Looking for some extra tips on setting up your new roll of BD background paper or how to keep your muslin backdrop wrinkle-free? Check out some of our blogs here for tutorials, tips and resources for beginners and pros alike.

Choosing a Professional Photography Backdrop

Choosing a Professional Photography Backdrop

Choosing the right backgrounds for photography adds depth to your photos and makes a big impact on the overall professionalism of your shoot. Whether you are choosing a studio backdrop or paying close attention to items that occur in the background area on location can make or break your shoot. A misplaced item can throw a photo off, but creating a seamless scene brings depth and dimension to the photo.

Seamless Background Paper

Seamless background paper offers a modern and seamless background in over 50 colors. Paper backdrops are constructed from thick, construction-like paper and used portions can be cut and torn off after a particularly dirty or messy photo shoot. 

Photo by Ryan Walsh

Vinyl Backdrops

Vinyl backdrops have a matte finish that helps keep out glare. High key photography set in a permanent location works well with vinyl.

Muslin Backdrops

Muslin backdrops are a classic choice for photography and have many advantages. These are made from a closely woven cotton cloth. It is lightweight, easy to store and transport. 

Photo by Ryan Walsh

Canvas Backdrops

Canvas backdrops are also popular and can also be easily painted. They are heavier than muslin, so they're best for use in studio. Because they are triple layered, these backdrops block out light. Although they can be folded for storage, leaving them hanging on a backdrop support system is more efficient and will help them keep their seamless look.

Collapsible Backdrops

For versatility, collapsible backdrops are the way to go. They fold up very small and are easy to take on location. Many are also reversible to give you an extra option while shooting on the go.

Photo by Ryan Walsh

Green Screens

Chromakey backdrops offer another type of versatility. These are usually green screen or blue screen and work in cooperation with photo editing software to give photos that "on location" look even when the location is nowhere near. 
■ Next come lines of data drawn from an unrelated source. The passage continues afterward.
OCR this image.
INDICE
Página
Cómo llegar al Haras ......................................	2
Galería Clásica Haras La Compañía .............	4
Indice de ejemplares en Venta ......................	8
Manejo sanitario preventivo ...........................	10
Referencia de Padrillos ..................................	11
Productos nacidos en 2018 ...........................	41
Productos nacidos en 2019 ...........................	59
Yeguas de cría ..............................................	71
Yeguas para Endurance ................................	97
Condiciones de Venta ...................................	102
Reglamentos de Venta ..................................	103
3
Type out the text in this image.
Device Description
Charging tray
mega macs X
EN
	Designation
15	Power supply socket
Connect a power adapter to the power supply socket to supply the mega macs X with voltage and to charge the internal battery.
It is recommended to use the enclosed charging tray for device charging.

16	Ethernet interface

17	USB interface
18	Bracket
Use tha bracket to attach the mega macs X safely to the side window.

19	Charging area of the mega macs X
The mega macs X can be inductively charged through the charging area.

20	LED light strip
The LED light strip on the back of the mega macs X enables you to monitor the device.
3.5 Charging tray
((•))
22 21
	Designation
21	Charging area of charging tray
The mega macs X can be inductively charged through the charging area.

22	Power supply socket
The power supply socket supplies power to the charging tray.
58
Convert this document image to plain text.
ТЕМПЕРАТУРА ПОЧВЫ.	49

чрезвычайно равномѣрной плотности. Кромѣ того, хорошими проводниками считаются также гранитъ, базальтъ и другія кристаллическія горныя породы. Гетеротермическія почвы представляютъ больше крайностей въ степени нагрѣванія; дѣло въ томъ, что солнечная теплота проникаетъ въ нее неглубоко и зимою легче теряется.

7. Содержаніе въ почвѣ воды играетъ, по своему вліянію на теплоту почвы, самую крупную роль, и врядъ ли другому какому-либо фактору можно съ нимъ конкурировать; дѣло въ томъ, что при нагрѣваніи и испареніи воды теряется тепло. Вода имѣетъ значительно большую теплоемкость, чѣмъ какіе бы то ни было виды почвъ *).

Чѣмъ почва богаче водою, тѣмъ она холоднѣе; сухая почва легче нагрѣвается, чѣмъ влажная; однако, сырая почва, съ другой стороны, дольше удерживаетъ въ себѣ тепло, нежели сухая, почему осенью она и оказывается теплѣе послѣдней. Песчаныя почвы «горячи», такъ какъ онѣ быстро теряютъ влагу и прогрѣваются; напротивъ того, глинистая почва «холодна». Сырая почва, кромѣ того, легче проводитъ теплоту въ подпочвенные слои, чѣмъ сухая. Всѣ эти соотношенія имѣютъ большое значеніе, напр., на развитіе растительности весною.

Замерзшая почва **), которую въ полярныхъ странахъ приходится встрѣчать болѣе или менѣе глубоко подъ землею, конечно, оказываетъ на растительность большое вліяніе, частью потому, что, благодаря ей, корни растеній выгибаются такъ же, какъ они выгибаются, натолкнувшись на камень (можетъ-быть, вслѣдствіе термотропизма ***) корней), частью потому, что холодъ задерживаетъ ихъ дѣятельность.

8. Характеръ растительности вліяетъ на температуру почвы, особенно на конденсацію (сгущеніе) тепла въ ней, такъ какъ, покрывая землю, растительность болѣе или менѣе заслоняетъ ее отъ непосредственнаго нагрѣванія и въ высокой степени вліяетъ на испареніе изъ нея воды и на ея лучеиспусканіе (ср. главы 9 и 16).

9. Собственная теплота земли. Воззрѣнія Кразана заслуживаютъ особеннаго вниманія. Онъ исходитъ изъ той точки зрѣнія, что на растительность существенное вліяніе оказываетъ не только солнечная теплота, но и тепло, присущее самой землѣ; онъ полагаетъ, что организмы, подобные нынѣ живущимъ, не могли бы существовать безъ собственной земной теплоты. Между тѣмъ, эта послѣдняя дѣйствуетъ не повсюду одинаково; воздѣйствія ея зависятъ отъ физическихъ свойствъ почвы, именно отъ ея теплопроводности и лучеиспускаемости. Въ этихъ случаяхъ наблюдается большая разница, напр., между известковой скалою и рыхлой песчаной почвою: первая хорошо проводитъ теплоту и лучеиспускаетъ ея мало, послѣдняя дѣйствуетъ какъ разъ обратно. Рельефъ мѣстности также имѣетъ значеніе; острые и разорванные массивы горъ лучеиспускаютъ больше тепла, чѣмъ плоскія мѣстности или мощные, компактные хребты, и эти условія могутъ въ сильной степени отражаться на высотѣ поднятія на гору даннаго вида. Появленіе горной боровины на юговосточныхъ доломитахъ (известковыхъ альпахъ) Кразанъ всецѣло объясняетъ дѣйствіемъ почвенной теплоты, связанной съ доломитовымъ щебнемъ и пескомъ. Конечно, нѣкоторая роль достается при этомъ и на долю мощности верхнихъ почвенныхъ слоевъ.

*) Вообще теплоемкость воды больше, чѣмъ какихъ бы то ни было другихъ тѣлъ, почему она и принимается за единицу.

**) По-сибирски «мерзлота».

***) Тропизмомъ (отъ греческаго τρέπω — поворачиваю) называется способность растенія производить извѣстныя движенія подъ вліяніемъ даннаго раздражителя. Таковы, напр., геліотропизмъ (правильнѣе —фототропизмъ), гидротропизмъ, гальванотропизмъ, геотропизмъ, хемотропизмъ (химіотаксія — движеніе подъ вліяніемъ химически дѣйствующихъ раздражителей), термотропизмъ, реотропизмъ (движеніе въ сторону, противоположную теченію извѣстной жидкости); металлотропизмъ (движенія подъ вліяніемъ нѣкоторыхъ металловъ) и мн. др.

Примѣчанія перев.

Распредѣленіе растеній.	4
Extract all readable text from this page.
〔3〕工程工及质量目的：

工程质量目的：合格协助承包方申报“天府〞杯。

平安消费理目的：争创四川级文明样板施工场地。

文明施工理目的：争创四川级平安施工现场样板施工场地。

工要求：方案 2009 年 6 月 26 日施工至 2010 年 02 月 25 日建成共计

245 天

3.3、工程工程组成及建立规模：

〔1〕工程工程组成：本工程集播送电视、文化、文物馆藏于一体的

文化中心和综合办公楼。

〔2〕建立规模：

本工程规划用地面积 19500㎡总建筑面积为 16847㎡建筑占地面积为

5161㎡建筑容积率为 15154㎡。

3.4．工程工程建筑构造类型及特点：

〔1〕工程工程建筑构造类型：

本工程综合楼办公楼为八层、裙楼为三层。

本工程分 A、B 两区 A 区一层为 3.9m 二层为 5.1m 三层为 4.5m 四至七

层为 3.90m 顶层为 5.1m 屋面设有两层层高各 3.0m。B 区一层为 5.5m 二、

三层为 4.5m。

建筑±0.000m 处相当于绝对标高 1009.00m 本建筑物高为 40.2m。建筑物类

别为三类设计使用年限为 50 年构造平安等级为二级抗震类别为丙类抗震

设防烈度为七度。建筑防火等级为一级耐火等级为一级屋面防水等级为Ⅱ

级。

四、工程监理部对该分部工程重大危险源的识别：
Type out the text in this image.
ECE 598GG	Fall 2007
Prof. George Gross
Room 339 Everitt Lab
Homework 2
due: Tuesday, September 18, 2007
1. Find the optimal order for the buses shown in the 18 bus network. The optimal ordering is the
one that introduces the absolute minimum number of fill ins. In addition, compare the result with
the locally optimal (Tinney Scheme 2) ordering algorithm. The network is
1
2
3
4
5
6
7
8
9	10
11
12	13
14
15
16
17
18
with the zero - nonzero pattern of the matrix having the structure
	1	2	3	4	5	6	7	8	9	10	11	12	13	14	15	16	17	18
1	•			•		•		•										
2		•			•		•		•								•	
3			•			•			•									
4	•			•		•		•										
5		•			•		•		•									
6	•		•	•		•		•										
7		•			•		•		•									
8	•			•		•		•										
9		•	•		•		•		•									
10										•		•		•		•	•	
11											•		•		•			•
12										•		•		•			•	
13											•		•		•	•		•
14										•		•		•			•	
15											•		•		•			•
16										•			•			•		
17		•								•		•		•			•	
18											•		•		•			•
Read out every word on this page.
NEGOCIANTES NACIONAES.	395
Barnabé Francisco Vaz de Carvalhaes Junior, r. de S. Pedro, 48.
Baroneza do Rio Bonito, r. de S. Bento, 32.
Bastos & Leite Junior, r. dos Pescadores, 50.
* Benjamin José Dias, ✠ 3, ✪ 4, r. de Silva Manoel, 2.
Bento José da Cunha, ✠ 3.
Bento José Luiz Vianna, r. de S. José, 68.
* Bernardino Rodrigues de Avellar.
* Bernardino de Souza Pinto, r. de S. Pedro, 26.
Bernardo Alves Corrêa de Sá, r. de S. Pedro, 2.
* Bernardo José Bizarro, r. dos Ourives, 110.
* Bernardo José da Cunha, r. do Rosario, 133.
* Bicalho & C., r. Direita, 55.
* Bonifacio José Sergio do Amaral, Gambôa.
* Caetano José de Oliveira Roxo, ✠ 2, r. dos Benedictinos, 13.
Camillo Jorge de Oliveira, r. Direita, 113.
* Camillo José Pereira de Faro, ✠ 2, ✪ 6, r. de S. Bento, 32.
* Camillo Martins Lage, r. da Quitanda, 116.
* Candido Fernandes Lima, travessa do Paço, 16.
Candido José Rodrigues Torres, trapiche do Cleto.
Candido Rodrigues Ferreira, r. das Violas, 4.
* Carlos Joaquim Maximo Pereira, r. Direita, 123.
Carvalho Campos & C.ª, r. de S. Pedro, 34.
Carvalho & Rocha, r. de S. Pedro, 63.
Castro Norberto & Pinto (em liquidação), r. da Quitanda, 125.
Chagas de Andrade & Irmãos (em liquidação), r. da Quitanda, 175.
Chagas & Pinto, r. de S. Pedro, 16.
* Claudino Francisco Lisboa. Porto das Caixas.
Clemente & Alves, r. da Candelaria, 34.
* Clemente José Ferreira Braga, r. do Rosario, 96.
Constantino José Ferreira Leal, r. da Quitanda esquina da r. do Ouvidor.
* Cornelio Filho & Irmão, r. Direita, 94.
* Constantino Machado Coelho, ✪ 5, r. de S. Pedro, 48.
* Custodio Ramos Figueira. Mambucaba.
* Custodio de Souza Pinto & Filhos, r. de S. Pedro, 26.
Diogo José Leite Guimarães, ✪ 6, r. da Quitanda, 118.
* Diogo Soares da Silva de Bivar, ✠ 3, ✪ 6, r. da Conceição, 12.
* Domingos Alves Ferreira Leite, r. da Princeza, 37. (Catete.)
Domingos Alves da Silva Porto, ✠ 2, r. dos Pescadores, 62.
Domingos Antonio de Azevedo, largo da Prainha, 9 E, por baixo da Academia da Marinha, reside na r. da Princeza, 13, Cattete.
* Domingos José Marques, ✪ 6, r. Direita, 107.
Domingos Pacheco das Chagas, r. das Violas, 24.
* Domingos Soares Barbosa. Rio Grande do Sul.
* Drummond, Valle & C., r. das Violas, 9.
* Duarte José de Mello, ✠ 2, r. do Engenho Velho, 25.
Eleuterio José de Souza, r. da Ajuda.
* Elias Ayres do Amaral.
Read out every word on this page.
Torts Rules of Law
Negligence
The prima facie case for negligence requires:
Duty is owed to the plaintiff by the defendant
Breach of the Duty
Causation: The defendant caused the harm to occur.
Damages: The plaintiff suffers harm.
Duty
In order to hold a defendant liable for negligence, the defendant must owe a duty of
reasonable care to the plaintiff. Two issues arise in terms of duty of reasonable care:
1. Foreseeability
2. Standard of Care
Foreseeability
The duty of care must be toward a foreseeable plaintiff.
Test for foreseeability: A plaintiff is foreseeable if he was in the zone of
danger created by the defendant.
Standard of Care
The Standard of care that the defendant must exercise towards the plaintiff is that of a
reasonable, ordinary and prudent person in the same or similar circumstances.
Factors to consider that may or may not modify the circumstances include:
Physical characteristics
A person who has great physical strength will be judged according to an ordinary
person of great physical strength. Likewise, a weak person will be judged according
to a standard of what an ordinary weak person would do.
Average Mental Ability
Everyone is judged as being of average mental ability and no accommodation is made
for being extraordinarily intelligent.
Ultimately, what you choose to use for a backdrop will depend on where and what you are shooting. The mood you want to convey with your shoot, as well as your budget are also factors. You'll want to look at whether you are shooting inside or outside, what type of lighting will be available, and what types of support systems you will have for your backdrops. How much time you're allotted to remove wrinkles from backdrops or setup is also a concern. Once you consider all this, you can make the best choice for your shoot.